The next step, on the part of the offense, has been perfectly logical. By taking the huddle out of the equation and going right back to the line, the offense asserts its basic advantage and gives the defense less time to adjust. Most of the teams running a lot of no-huddle have superb quarterbacks. This is by necessity: quarterbacks are being relied upon to call plays based on what they see rather than on what coaches might anticipate. The ones who can do it best can be, when they get into a rhythm and have the right weapons, nearly impossible to stop.
Baltimore is the most recent team to adopt this philosophy and based on the Ravens’ Week 1 performance against Cincinnati it was a good decision. John Harbaugh said, “When we huddle now, it just seems like the game slows down too much.”
Of course, there are downsides. The Ravens have just started featuring the no-huddle, and they found it much harder to implement on the road last week in Philadelphia (where they used it just six times) than they had at home against Cincinnati (where they used it 22 times).
It’s not just newbies. No one is better at the no-huddle than Peyton Manning. At his best, Manning made the myriad permutations of the no-huddle seem simple. He is going to the Hall of Fame on the first ballot in no small part because he can count. It was true with the Colts, and remains so with the Broncos: The three-wideout personnel and formations may not change, but Manning will simply count the box and respond. If there are six people in the box he will run, and if there are seven people in the box he will throw. He finds the right match-ups.

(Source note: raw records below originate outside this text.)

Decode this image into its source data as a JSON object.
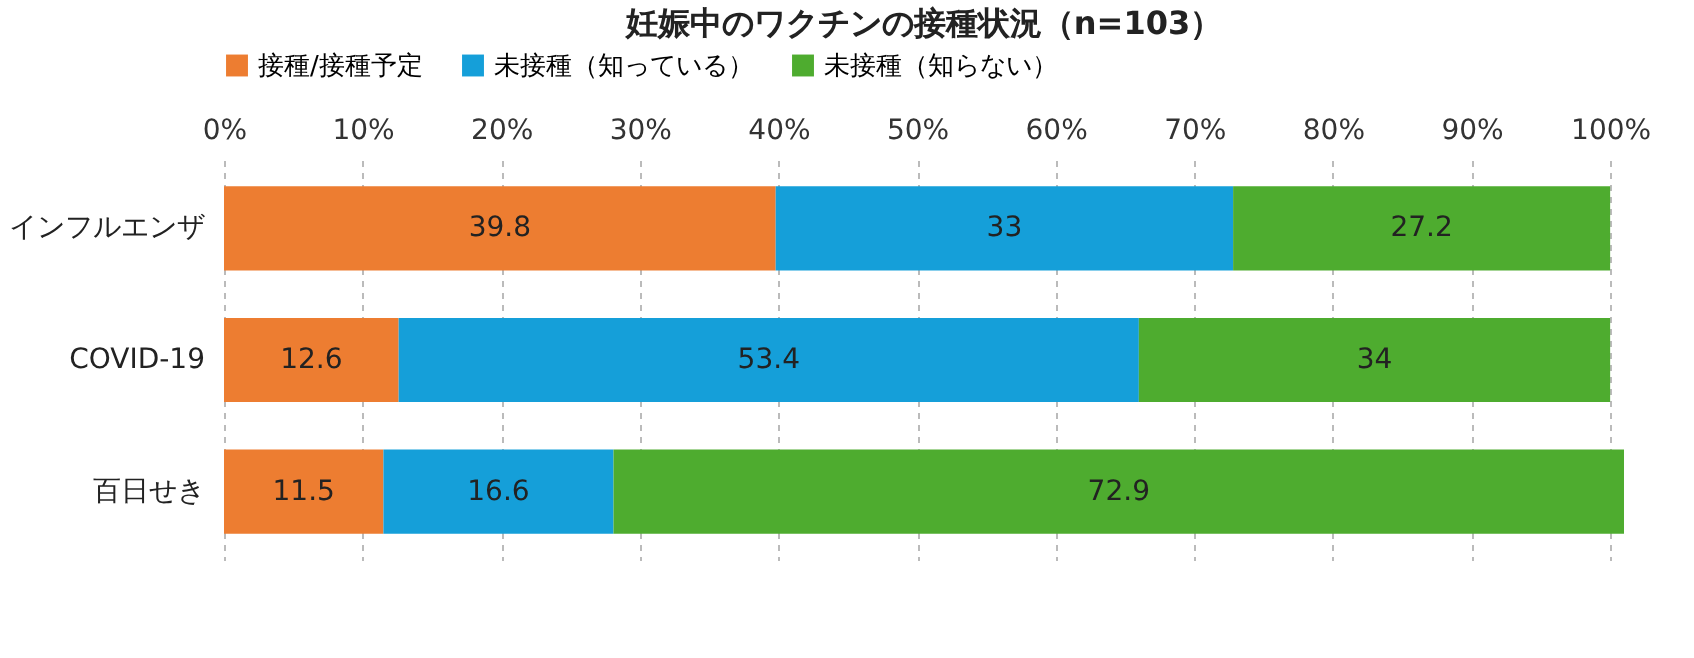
{
  "chart_data": {
    "type": "bar",
    "orientation": "horizontal",
    "stacked": true,
    "title": "妊娠中のワクチンの接種状況（n=103）",
    "categories": [
      "インフルエンザ",
      "COVID-19",
      "百日せき"
    ],
    "series": [
      {
        "name": "接種/接種予定",
        "color": "#ed7d31",
        "values": [
          39.8,
          12.6,
          11.5
        ]
      },
      {
        "name": "未接種（知っている）",
        "color": "#159fd9",
        "values": [
          33,
          53.4,
          16.6
        ]
      },
      {
        "name": "未接種（知らない）",
        "color": "#4eac2f",
        "values": [
          27.2,
          34,
          72.9
        ]
      }
    ],
    "xlim": [
      0,
      101
    ],
    "xticks": [
      {
        "value": 0,
        "label": "0%"
      },
      {
        "value": 10,
        "label": "10%"
      },
      {
        "value": 20,
        "label": "20%"
      },
      {
        "value": 30,
        "label": "30%"
      },
      {
        "value": 40,
        "label": "40%"
      },
      {
        "value": 50,
        "label": "50%"
      },
      {
        "value": 60,
        "label": "60%"
      },
      {
        "value": 70,
        "label": "70%"
      },
      {
        "value": 80,
        "label": "80%"
      },
      {
        "value": 90,
        "label": "90%"
      },
      {
        "value": 100,
        "label": "100%"
      }
    ],
    "grid": "x",
    "legend": "top",
    "data_labels": true
  }
}
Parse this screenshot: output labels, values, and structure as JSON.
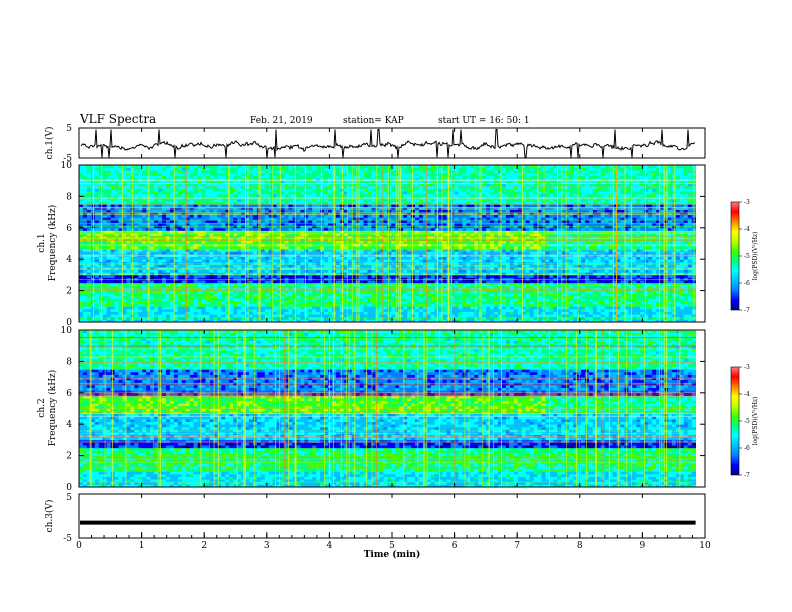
{
  "header": {
    "title": "VLF Spectra",
    "date": "Feb. 21, 2019",
    "station": "station= KAP",
    "start_time": "start  UT =   16: 50: 1"
  },
  "colors": {
    "spectrogram_palette": [
      "#000080",
      "#0000ff",
      "#0080ff",
      "#00c0ff",
      "#00ffff",
      "#00ff80",
      "#40ff00",
      "#c0ff00",
      "#ffff00",
      "#ff8000",
      "#ff0000",
      "#ff8080",
      "#ffffff"
    ],
    "waveform": "#000000"
  },
  "chart_data": [
    {
      "type": "line",
      "panel": "ch1-waveform",
      "ylabel": "ch.1(V)",
      "ylim": [
        -5,
        5
      ],
      "yticks": [
        "5",
        "-5"
      ],
      "xlim": [
        0,
        9.85
      ],
      "description_series": "noisy signal fluctuating around -1 V with spikes"
    },
    {
      "type": "heatmap",
      "panel": "ch1-spectrogram",
      "ylabel": "ch.1\nFrequency (kHz)",
      "ylabel_lines": [
        "ch.1",
        "Frequency (kHz)"
      ],
      "ylim": [
        0,
        10
      ],
      "yticks": [
        "0",
        "2",
        "4",
        "6",
        "8",
        "10"
      ],
      "colorbar": {
        "label": "log(PSD)(V²/Hz)",
        "range": [
          -7,
          -3
        ],
        "ticks": [
          "-3",
          "-4",
          "-5",
          "-6",
          "-7"
        ]
      }
    },
    {
      "type": "heatmap",
      "panel": "ch2-spectrogram",
      "ylabel_lines": [
        "ch.2",
        "Frequency (kHz)"
      ],
      "ylim": [
        0,
        10
      ],
      "yticks": [
        "0",
        "2",
        "4",
        "6",
        "8",
        "10"
      ],
      "colorbar": {
        "label": "log(PSD)(V²/Hz)",
        "range": [
          -7,
          -3
        ],
        "ticks": [
          "-3",
          "-4",
          "-5",
          "-6",
          "-7"
        ]
      }
    },
    {
      "type": "line",
      "panel": "ch3-waveform",
      "ylabel": "ch.3(V)",
      "ylim": [
        -5,
        5
      ],
      "yticks": [
        "5",
        "-5"
      ],
      "xlim": [
        0,
        9.85
      ],
      "constant_value": -1.5
    }
  ],
  "xaxis": {
    "label": "Time (min)",
    "range": [
      0,
      10
    ],
    "ticks": [
      "0",
      "1",
      "2",
      "3",
      "4",
      "5",
      "6",
      "7",
      "8",
      "9",
      "10"
    ]
  },
  "colorbar_label": "log(PSD)(V²/Hz)"
}
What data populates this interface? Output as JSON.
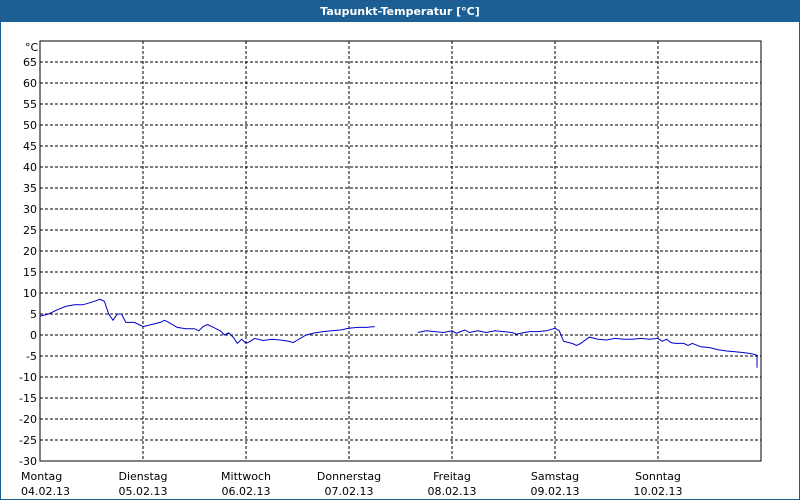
{
  "window": {
    "title": "Taupunkt-Temperatur [°C]"
  },
  "chart_data": {
    "type": "line",
    "title": "Taupunkt-Temperatur [°C]",
    "ylabel": "°C",
    "ylim": [
      -30,
      70
    ],
    "yticks": [
      65,
      60,
      55,
      50,
      45,
      40,
      35,
      30,
      25,
      20,
      15,
      10,
      5,
      0,
      -5,
      -10,
      -15,
      -20,
      -25,
      -30
    ],
    "x_categories": [
      {
        "day": "Montag",
        "date": "04.02.13"
      },
      {
        "day": "Dienstag",
        "date": "05.02.13"
      },
      {
        "day": "Mittwoch",
        "date": "06.02.13"
      },
      {
        "day": "Donnerstag",
        "date": "07.02.13"
      },
      {
        "day": "Freitag",
        "date": "08.02.13"
      },
      {
        "day": "Samstag",
        "date": "09.02.13"
      },
      {
        "day": "Sonntag",
        "date": "10.02.13"
      }
    ],
    "grid": true,
    "colors": {
      "line": "#0000cc",
      "grid": "#000000",
      "title_bar": "#1b5f95"
    },
    "series": [
      {
        "segments": [
          [
            [
              "04.02.13 00:00",
              4.5
            ],
            [
              "04.02.13 02:00",
              5.0
            ],
            [
              "04.02.13 04:00",
              6.0
            ],
            [
              "04.02.13 06:00",
              6.8
            ],
            [
              "04.02.13 08:00",
              7.2
            ],
            [
              "04.02.13 10:00",
              7.2
            ],
            [
              "04.02.13 12:00",
              7.8
            ],
            [
              "04.02.13 14:00",
              8.5
            ],
            [
              "04.02.13 15:00",
              8.0
            ],
            [
              "04.02.13 16:00",
              5.0
            ],
            [
              "04.02.13 17:00",
              3.5
            ],
            [
              "04.02.13 18:00",
              5.0
            ],
            [
              "04.02.13 19:00",
              5.0
            ],
            [
              "04.02.13 20:00",
              3.0
            ],
            [
              "04.02.13 22:00",
              3.0
            ],
            [
              "05.02.13 00:00",
              2.0
            ],
            [
              "05.02.13 02:00",
              2.5
            ],
            [
              "05.02.13 04:00",
              3.0
            ],
            [
              "05.02.13 05:00",
              3.5
            ],
            [
              "05.02.13 06:00",
              3.0
            ],
            [
              "05.02.13 08:00",
              1.8
            ],
            [
              "05.02.13 10:00",
              1.5
            ],
            [
              "05.02.13 12:00",
              1.5
            ],
            [
              "05.02.13 13:00",
              1.0
            ],
            [
              "05.02.13 14:00",
              2.0
            ],
            [
              "05.02.13 15:00",
              2.5
            ],
            [
              "05.02.13 16:00",
              2.0
            ],
            [
              "05.02.13 18:00",
              1.0
            ],
            [
              "05.02.13 19:00",
              0.0
            ],
            [
              "05.02.13 20:00",
              0.5
            ],
            [
              "05.02.13 21:00",
              -0.5
            ],
            [
              "05.02.13 22:00",
              -2.0
            ],
            [
              "05.02.13 23:00",
              -1.0
            ],
            [
              "06.02.13 00:00",
              -2.0
            ],
            [
              "06.02.13 01:00",
              -1.5
            ],
            [
              "06.02.13 02:00",
              -0.8
            ],
            [
              "06.02.13 04:00",
              -1.3
            ],
            [
              "06.02.13 06:00",
              -1.0
            ],
            [
              "06.02.13 08:00",
              -1.2
            ],
            [
              "06.02.13 10:00",
              -1.5
            ],
            [
              "06.02.13 11:00",
              -1.8
            ],
            [
              "06.02.13 12:00",
              -1.2
            ],
            [
              "06.02.13 14:00",
              0.0
            ],
            [
              "06.02.13 16:00",
              0.5
            ],
            [
              "06.02.13 18:00",
              0.8
            ],
            [
              "06.02.13 20:00",
              1.0
            ],
            [
              "06.02.13 22:00",
              1.2
            ],
            [
              "06.02.13 24:00",
              1.6
            ],
            [
              "07.02.13 02:00",
              1.8
            ],
            [
              "07.02.13 04:00",
              1.8
            ],
            [
              "07.02.13 06:00",
              2.0
            ]
          ],
          [
            [
              "07.02.13 16:00",
              0.6
            ],
            [
              "07.02.13 18:00",
              1.0
            ],
            [
              "07.02.13 20:00",
              0.8
            ],
            [
              "07.02.13 22:00",
              0.6
            ],
            [
              "08.02.13 00:00",
              1.0
            ],
            [
              "08.02.13 01:00",
              0.4
            ],
            [
              "08.02.13 02:00",
              0.8
            ],
            [
              "08.02.13 03:00",
              1.2
            ],
            [
              "08.02.13 04:00",
              0.6
            ],
            [
              "08.02.13 06:00",
              1.0
            ],
            [
              "08.02.13 08:00",
              0.6
            ],
            [
              "08.02.13 10:00",
              1.0
            ],
            [
              "08.02.13 12:00",
              0.8
            ],
            [
              "08.02.13 14:00",
              0.6
            ],
            [
              "08.02.13 15:00",
              0.2
            ],
            [
              "08.02.13 16:00",
              0.4
            ],
            [
              "08.02.13 18:00",
              0.8
            ],
            [
              "08.02.13 20:00",
              0.8
            ],
            [
              "08.02.13 22:00",
              1.0
            ],
            [
              "09.02.13 00:00",
              1.6
            ],
            [
              "09.02.13 01:00",
              1.0
            ],
            [
              "09.02.13 02:00",
              -1.5
            ],
            [
              "09.02.13 04:00",
              -2.0
            ],
            [
              "09.02.13 05:00",
              -2.5
            ],
            [
              "09.02.13 06:00",
              -2.0
            ],
            [
              "09.02.13 08:00",
              -0.5
            ],
            [
              "09.02.13 10:00",
              -1.0
            ],
            [
              "09.02.13 12:00",
              -1.2
            ],
            [
              "09.02.13 14:00",
              -0.8
            ],
            [
              "09.02.13 16:00",
              -1.0
            ],
            [
              "09.02.13 18:00",
              -1.0
            ],
            [
              "09.02.13 20:00",
              -0.8
            ],
            [
              "09.02.13 22:00",
              -1.0
            ],
            [
              "09.02.13 24:00",
              -0.8
            ],
            [
              "10.02.13 01:00",
              -1.5
            ],
            [
              "10.02.13 02:00",
              -1.0
            ],
            [
              "10.02.13 03:00",
              -1.8
            ],
            [
              "10.02.13 04:00",
              -2.0
            ],
            [
              "10.02.13 06:00",
              -2.0
            ],
            [
              "10.02.13 07:00",
              -2.5
            ],
            [
              "10.02.13 08:00",
              -2.0
            ],
            [
              "10.02.13 10:00",
              -2.8
            ],
            [
              "10.02.13 12:00",
              -3.0
            ],
            [
              "10.02.13 14:00",
              -3.5
            ],
            [
              "10.02.13 16:00",
              -3.8
            ],
            [
              "10.02.13 18:00",
              -4.0
            ],
            [
              "10.02.13 20:00",
              -4.2
            ],
            [
              "10.02.13 22:00",
              -4.5
            ],
            [
              "10.02.13 24:00",
              -4.8
            ],
            [
              "11.02.13 02:00",
              -5.0
            ],
            [
              "11.02.13 04:00",
              -5.2
            ],
            [
              "11.02.13 06:00",
              -5.0
            ],
            [
              "11.02.13 07:00",
              -5.5
            ],
            [
              "11.02.13 08:00",
              -6.0
            ],
            [
              "11.02.13 09:00",
              -5.5
            ],
            [
              "11.02.13 10:00",
              -6.0
            ],
            [
              "11.02.13 12:00",
              -5.8
            ],
            [
              "11.02.13 14:00",
              -6.2
            ],
            [
              "11.02.13 16:00",
              -7.0
            ],
            [
              "11.02.13 18:00",
              -7.2
            ],
            [
              "11.02.13 20:00",
              -7.5
            ],
            [
              "11.02.13 22:00",
              -7.8
            ]
          ]
        ]
      }
    ]
  }
}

While the vicious cycle of action and response will continue, the game has been, is now and will always be about numbers and angles. First, create more people at the point-of-attack than your opponent: More tacklers than they have blockers, more blockers than they have tacklers.
If you cannot create a numbers advantage, create an advantage in the angles your players have to execute their jobs. If you can shift your tight end in a way that gives him a better angle on a down block on a defensive end, or motion a WR into position to keep a trail defender from jamming him at the line of scrimmage it can be a huge advantage.
Of course, defenses also can create these number or angle advantages with shifting linebackers and safeties in different locations. Troy Polamalu and Ed Reed are perfect examples of players allowed to freelance within a larger defensive framework, creating difficulties for offenses to know where the hell they are and what are they doing.
But offenses will keep moving in this direction. More often than not, they set the tempo, they put the defense in a reactive mode, and when they’re moving the ball, they wear defenses out through sheer quantity. NFL offenses have averaged 62-64 plays a game for the last 20 years. Even with the advent of the Peyton Mannings and Tom Bradys of the world, that number hasn’t changed much.
The colleges have always averaged a bit more, between 68-69 plays a game. Currently, the spread offense in college — usually in tandem with a no-huddle — is averaging between 75-79 plays a game.
As this style continues to permeate the college ranks, more quarterbacks will come into the pros having been developed in this system. (Of the five starting rookie quarterbacks this season, all but Andrew Luck ran spread offenses in college.) Indeed, running no-huddle for a rookie reduces the amount of offense he has to learn and gives him more of a chance of functioning in a new world of changing defenses and faster players.